Remember the credit crunch? Of course, you do. We’d never seen anything like it, or so the highest financial authorities and their lapdogs in the news media told us – not in a cool, calm, and collected way, either, but in a breathless delivery that suggested imminent economic doom unless the government immediately undertook to “do something.” Which it did, of course, on a scale never before witnessed in U.S. history.
So, looking back, as people are prone to do at this time of year, we can clearly see the telltale signs of the financial disaster that struck the financial markets last autumn: the terrible credit crunch, the “frozen” credit that portended a complete economic “meltdown” unless the government took drastic measures to head it off. (The government’s spokespersons and the media’s talking heads never got straight whether the thing was very cold or very hot, as they reached for horrifying metaphors in all directions at once.)
But, wait, something is terribly wrong in the statistical record! The devastating credit crunch, the greatest threat to this country since the Russians exploded an H-bomb, the most menacing economic event since the stock-market crash of 1929, the . . . (sputter) . . . (sputter) . . . (words fail me in the face of such terrors as it evoked in the minds of government ministers and financial titans of all stripes) . . . . Well, I am rather embarrassed, on behalf of all these giants of the ruling elite, to inform you that in retrospect the Monster from Lack-of-Liquidity Lagoon doesn’t really show up as such in the most relevant statistical series.
Probably the most important measure of credit-market conditions is the amount of commercial-bank credit outstanding. These figures show that although the middle part of 2008 does stand out in the long view, it does so not by virtue of credit’s frightening contraction, but only by virtue of its hitting a six-month plateau from April through September.

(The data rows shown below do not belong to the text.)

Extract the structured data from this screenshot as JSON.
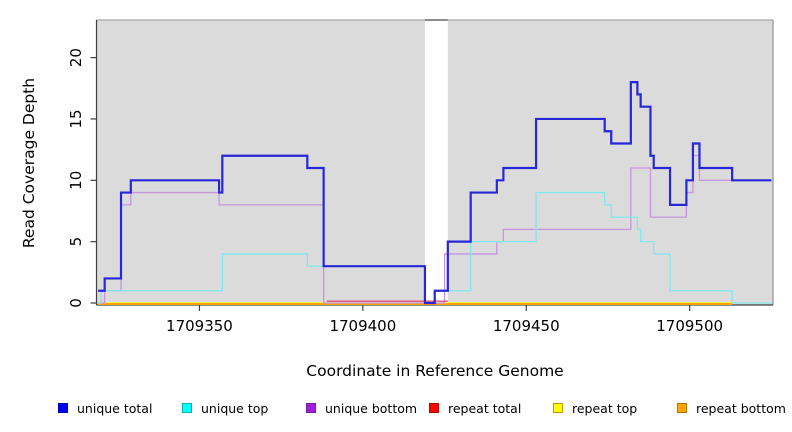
{
  "figure": {
    "xlabel": "Coordinate in Reference Genome",
    "ylabel": "Read Coverage Depth"
  },
  "chart_data": {
    "type": "line",
    "interpolation": "step-after",
    "title": "",
    "xlabel": "Coordinate in Reference Genome",
    "ylabel": "Read Coverage Depth",
    "xlim": [
      1709318.5,
      1709525.5
    ],
    "ylim": [
      0,
      23.1
    ],
    "x_ticks": [
      1709350,
      1709400,
      1709450,
      1709500
    ],
    "x_tick_labels": [
      "1709350",
      "1709400",
      "1709450",
      "1709500"
    ],
    "y_ticks": [
      0,
      5,
      10,
      15,
      20
    ],
    "y_tick_labels": [
      "0",
      "5",
      "10",
      "15",
      "20"
    ],
    "grid": false,
    "plot_background": "#dbdbdb",
    "gap_region": {
      "x_start": 1709419,
      "x_end": 1709426,
      "color": "#ffffff"
    },
    "draw_order": [
      "repeat top",
      "repeat bottom",
      "unique bottom",
      "repeat total",
      "unique top",
      "unique total"
    ],
    "series": [
      {
        "name": "unique total",
        "color": "#2727d8",
        "width": 2.2,
        "x_end": 1709525,
        "steps": [
          [
            1709319,
            1
          ],
          [
            1709321,
            2
          ],
          [
            1709326,
            9
          ],
          [
            1709329,
            10
          ],
          [
            1709356,
            9
          ],
          [
            1709357,
            12
          ],
          [
            1709383,
            11
          ],
          [
            1709388,
            3
          ],
          [
            1709419,
            0
          ],
          [
            1709422,
            1
          ],
          [
            1709426,
            5
          ],
          [
            1709433,
            9
          ],
          [
            1709441,
            10
          ],
          [
            1709443,
            11
          ],
          [
            1709453,
            15
          ],
          [
            1709474,
            14
          ],
          [
            1709476,
            13
          ],
          [
            1709482,
            18
          ],
          [
            1709484,
            17
          ],
          [
            1709485,
            16
          ],
          [
            1709488,
            12
          ],
          [
            1709489,
            11
          ],
          [
            1709494,
            8
          ],
          [
            1709499,
            10
          ],
          [
            1709501,
            13
          ],
          [
            1709503,
            11
          ],
          [
            1709513,
            10
          ]
        ]
      },
      {
        "name": "unique top",
        "color": "#80e8ec",
        "width": 1.3,
        "x_end": 1709525,
        "steps": [
          [
            1709319,
            0
          ],
          [
            1709320,
            1
          ],
          [
            1709357,
            4
          ],
          [
            1709383,
            3
          ],
          [
            1709419,
            0
          ],
          [
            1709422,
            1
          ],
          [
            1709433,
            5
          ],
          [
            1709453,
            9
          ],
          [
            1709474,
            8
          ],
          [
            1709476,
            7
          ],
          [
            1709484,
            6
          ],
          [
            1709485,
            5
          ],
          [
            1709489,
            4
          ],
          [
            1709494,
            1
          ],
          [
            1709513,
            0
          ]
        ]
      },
      {
        "name": "unique bottom",
        "color": "#c795df",
        "width": 1.3,
        "x_end": 1709525,
        "steps": [
          [
            1709319,
            0
          ],
          [
            1709321,
            1
          ],
          [
            1709326,
            8
          ],
          [
            1709329,
            9
          ],
          [
            1709356,
            8
          ],
          [
            1709388,
            0
          ],
          [
            1709425,
            4
          ],
          [
            1709441,
            5
          ],
          [
            1709443,
            6
          ],
          [
            1709482,
            11
          ],
          [
            1709488,
            7
          ],
          [
            1709499,
            9
          ],
          [
            1709501,
            12
          ],
          [
            1709503,
            10
          ]
        ]
      },
      {
        "name": "repeat total",
        "color": "#e0527a",
        "width": 1.3,
        "x_end": 1709513,
        "steps": [
          [
            1709319,
            0
          ]
        ],
        "visible_segment": [
          1709389,
          1709426
        ]
      },
      {
        "name": "repeat top",
        "color": "#ffff00",
        "width": 1.3,
        "x_end": 1709513,
        "steps": [
          [
            1709319,
            0
          ]
        ]
      },
      {
        "name": "repeat bottom",
        "color": "#ffa400",
        "width": 2,
        "x_end": 1709513,
        "steps": [
          [
            1709319,
            0
          ]
        ]
      }
    ],
    "legend": [
      {
        "label": "unique total",
        "fill": "#0000ee",
        "border": "#0000b4"
      },
      {
        "label": "unique top",
        "fill": "#00ffff",
        "border": "#00b4b4"
      },
      {
        "label": "unique bottom",
        "fill": "#a21ede",
        "border": "#711f9e"
      },
      {
        "label": "repeat total",
        "fill": "#ff0000",
        "border": "#b40000"
      },
      {
        "label": "repeat top",
        "fill": "#ffff00",
        "border": "#c89600"
      },
      {
        "label": "repeat bottom",
        "fill": "#ffa500",
        "border": "#b47400"
      }
    ],
    "legend_position": "bottom"
  }
}
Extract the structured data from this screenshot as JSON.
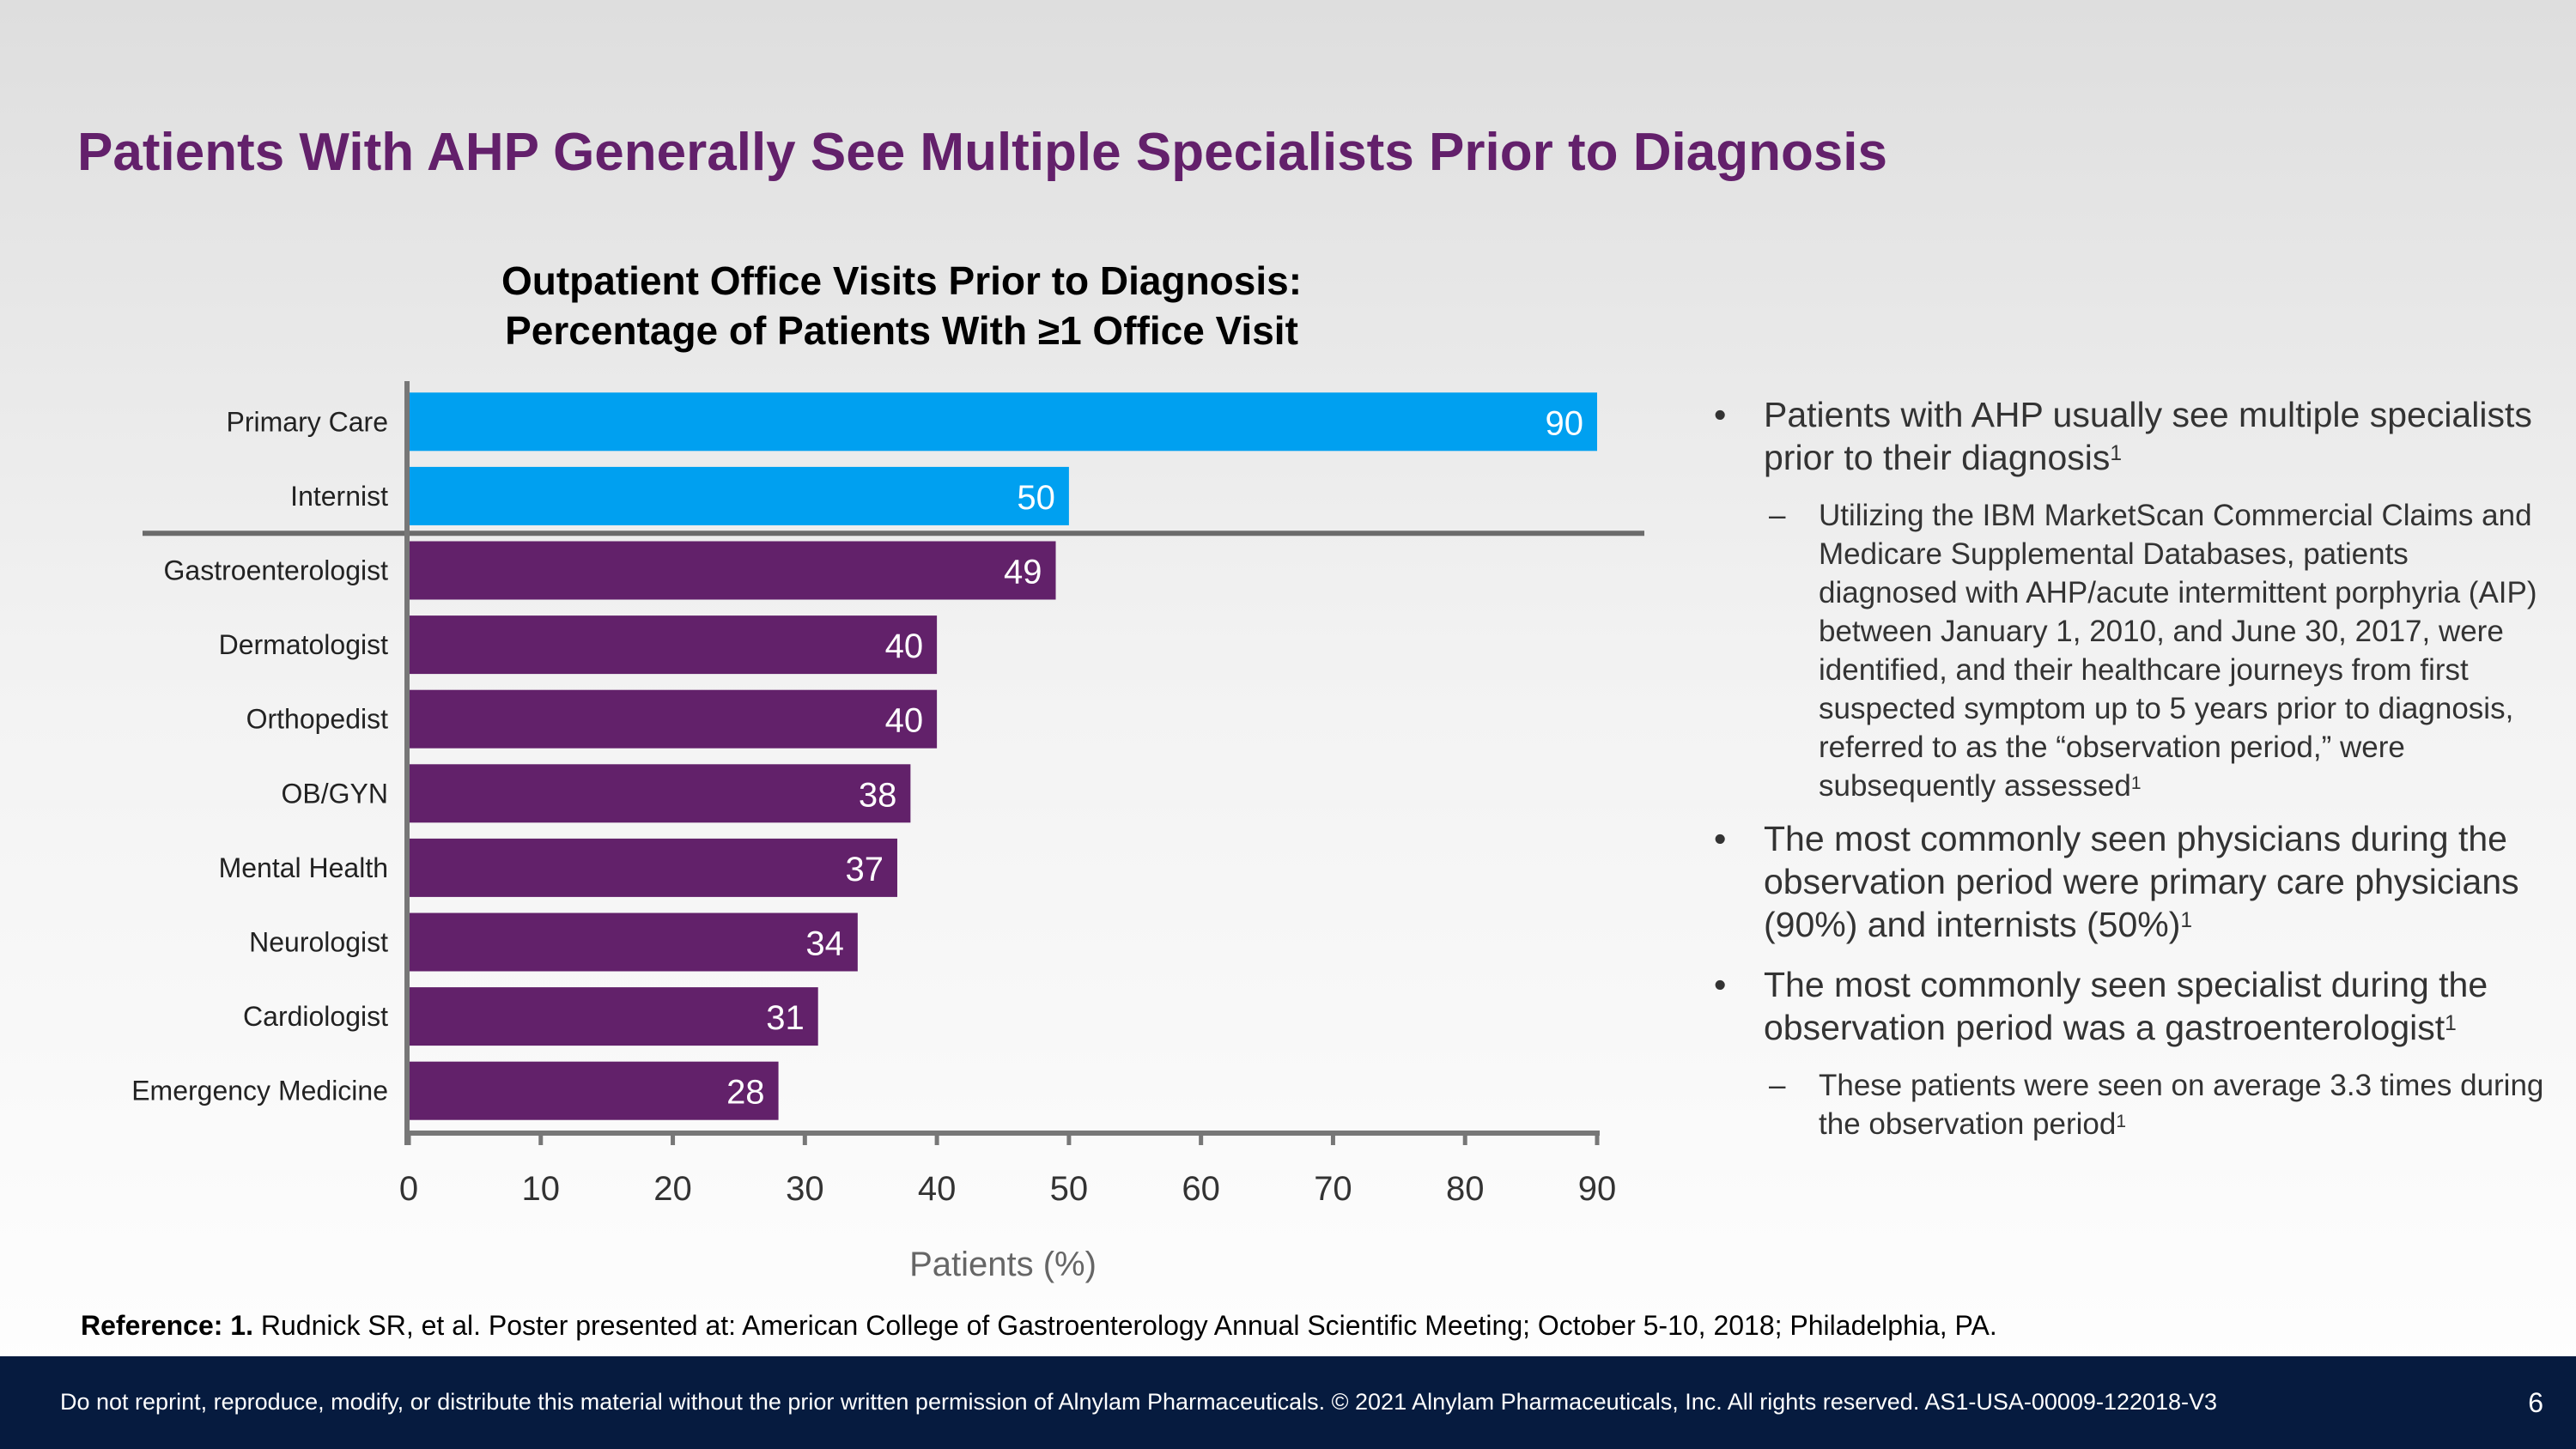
{
  "slide": {
    "title": "Patients With AHP Generally See Multiple Specialists Prior to Diagnosis",
    "page_number": "6"
  },
  "chart_data": {
    "type": "bar",
    "orientation": "horizontal",
    "title_line1": "Outpatient Office Visits Prior to Diagnosis:",
    "title_line2": "Percentage of Patients With ≥1 Office Visit",
    "xlabel": "Patients (%)",
    "ylabel": "",
    "xlim": [
      0,
      90
    ],
    "xticks": [
      0,
      10,
      20,
      30,
      40,
      50,
      60,
      70,
      80,
      90
    ],
    "grid": false,
    "categories": [
      "Primary Care",
      "Internist",
      "Gastroenterologist",
      "Dermatologist",
      "Orthopedist",
      "OB/GYN",
      "Mental Health",
      "Neurologist",
      "Cardiologist",
      "Emergency Medicine"
    ],
    "values": [
      90,
      50,
      49,
      40,
      40,
      38,
      37,
      34,
      31,
      28
    ],
    "bar_colors": [
      "#00a0f0",
      "#00a0f0",
      "#62216a",
      "#62216a",
      "#62216a",
      "#62216a",
      "#62216a",
      "#62216a",
      "#62216a",
      "#62216a"
    ],
    "separator_after_index": 1
  },
  "bullets": [
    {
      "text": "Patients with AHP usually see multiple specialists prior to their diagnosis",
      "sup": "1",
      "subs": [
        {
          "text": "Utilizing the IBM MarketScan Commercial Claims and Medicare Supplemental Databases, patients diagnosed with AHP/acute intermittent porphyria (AIP) between January 1, 2010, and June 30, 2017, were identified, and their healthcare journeys from first suspected symptom up to 5 years prior to diagnosis, referred to as the “observation period,” were subsequently assessed",
          "sup": "1"
        }
      ]
    },
    {
      "text": "The most commonly seen physicians during the observation period were primary care physicians (90%) and internists (50%)",
      "sup": "1",
      "subs": []
    },
    {
      "text": "The most commonly seen specialist during the observation period was a gastroenterologist",
      "sup": "1",
      "subs": [
        {
          "text": "These patients were seen on average 3.3 times during the observation period",
          "sup": "1"
        }
      ]
    }
  ],
  "markers": {
    "bullet": "•",
    "dash": "–"
  },
  "reference": {
    "label": "Reference: 1.",
    "text": " Rudnick SR, et al. Poster presented at: American College of Gastroenterology Annual Scientific Meeting; October 5-10, 2018; Philadelphia, PA."
  },
  "footer": {
    "text": "Do not reprint, reproduce, modify, or distribute this material without the prior written permission of Alnylam Pharmaceuticals. © 2021 Alnylam Pharmaceuticals, Inc. All rights reserved. AS1-USA-00009-122018-V3"
  }
}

Click here or on the graph to enlarge
At no time during that interval, however, did the amount of commercial-bank credit outstanding fall below the amount outstanding at the beginning of the year. In short, credit was actually ample, indeed, at an all-time high; it simply stopped growing as usual for six months, stuck at about $9.4 trillion, while one Wall Street wizard after another told NPR that “no money is moving, the credit market is completely shut down” or some such cock-and-bull story.